The bill would prohibit the federal government and any recipient of federal funding from the Department of Health and Human Services and/or the CDC at the state, local, tribal, or territorial level from requiring any individual aged 18 or younger to get a COVID-19 vaccine.
It also would prohibit any school district or educational entity from imposing a mandate requiring any students age 18 or younger to receive a COVID-19 vaccine. If any school district were to impose a mandate, it would lose eligibility to receive Title IV, Part A and Title II, Part A funding.
The bill also would require parental consent for the administration of a COVID-19 vaccine to a minor and apply to all COVID-19 vaccines that have been authorized for use under Emergency Use Authorization (EUA) or, if fully approved, were first approved under EUA.
He filed the bill after CDC Director Dr. Rochelle Walensky approved the Pfizer/BioNTech vaccine to be administered to children between the ages of 5 and 11 after the Food and Drug Administration (FDA) authorized its EUA use for the age group.
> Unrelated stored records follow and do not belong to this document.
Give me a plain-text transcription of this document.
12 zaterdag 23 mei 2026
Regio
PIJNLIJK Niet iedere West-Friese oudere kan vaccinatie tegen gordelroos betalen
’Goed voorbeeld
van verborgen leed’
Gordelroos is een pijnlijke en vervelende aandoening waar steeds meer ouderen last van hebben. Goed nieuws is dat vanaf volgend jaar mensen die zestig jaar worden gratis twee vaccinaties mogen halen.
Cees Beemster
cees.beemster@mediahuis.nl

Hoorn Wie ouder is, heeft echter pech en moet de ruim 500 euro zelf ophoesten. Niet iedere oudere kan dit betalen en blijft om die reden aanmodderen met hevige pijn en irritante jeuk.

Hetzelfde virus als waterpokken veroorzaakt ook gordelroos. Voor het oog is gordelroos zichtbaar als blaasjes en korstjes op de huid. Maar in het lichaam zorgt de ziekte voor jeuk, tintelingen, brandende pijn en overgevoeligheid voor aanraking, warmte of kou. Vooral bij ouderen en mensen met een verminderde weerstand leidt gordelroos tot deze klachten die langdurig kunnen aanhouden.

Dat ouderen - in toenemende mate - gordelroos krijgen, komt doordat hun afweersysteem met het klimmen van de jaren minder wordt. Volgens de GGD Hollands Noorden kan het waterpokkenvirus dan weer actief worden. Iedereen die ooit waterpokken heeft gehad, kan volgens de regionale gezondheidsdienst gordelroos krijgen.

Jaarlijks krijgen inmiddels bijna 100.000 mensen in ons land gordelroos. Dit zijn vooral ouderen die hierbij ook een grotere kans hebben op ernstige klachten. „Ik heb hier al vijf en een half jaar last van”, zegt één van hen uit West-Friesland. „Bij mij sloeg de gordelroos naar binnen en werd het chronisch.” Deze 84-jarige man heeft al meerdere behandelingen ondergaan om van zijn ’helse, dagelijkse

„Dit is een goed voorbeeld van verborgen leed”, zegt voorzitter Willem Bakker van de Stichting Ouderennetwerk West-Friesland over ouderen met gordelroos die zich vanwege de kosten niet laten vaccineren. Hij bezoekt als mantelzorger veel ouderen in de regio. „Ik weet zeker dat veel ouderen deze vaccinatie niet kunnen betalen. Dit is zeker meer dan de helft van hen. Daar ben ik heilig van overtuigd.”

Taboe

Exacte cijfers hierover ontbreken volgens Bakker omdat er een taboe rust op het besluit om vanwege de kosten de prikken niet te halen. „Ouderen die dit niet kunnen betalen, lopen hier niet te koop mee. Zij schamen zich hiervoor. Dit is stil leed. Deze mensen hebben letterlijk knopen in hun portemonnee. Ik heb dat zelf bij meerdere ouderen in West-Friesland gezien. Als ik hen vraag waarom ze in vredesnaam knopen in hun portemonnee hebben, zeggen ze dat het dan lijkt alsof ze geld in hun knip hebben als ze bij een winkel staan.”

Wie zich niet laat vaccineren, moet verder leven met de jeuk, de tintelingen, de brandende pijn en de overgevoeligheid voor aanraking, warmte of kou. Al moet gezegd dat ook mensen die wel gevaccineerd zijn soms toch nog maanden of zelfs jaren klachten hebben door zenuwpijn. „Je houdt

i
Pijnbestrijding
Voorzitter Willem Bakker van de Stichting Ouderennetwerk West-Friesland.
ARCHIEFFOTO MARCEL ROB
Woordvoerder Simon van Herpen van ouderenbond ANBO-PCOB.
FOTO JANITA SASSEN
It previously approved EUA for children between the ages of 12 and 15 years old.
Children ages 5–11 can start receiving the vaccine Friday.
During the FDA’s Vaccines and Related Biological Products Advisory Committee meeting, several members acknowledged that approval of the Pfizer vaccine for the 5–11 age group under emergency use could effectively function as a mandate of the vaccine.
School districts across the country have used CDC masking guidelines as a justification to mandate mask wearing as a condition to attend school, Cruz notes. Likewise, the federal government, state governments, corporations, and some school districts have used the CDC’s vaccination recommendation as a way to mandate the vaccine as a condition of employment or attendance, which he and others have argued is unconstitutional.
President Joe Biden and his administration should “stay out of decisions related to a child’s health” Cruz said, arguing they are “decisions best left to parents.”
In Texas, Gov. Greg Abbott issued an executive order prohibiting vaccine and mask mandates from being required as a condition of employment or service, both of which are currently being litigated in court.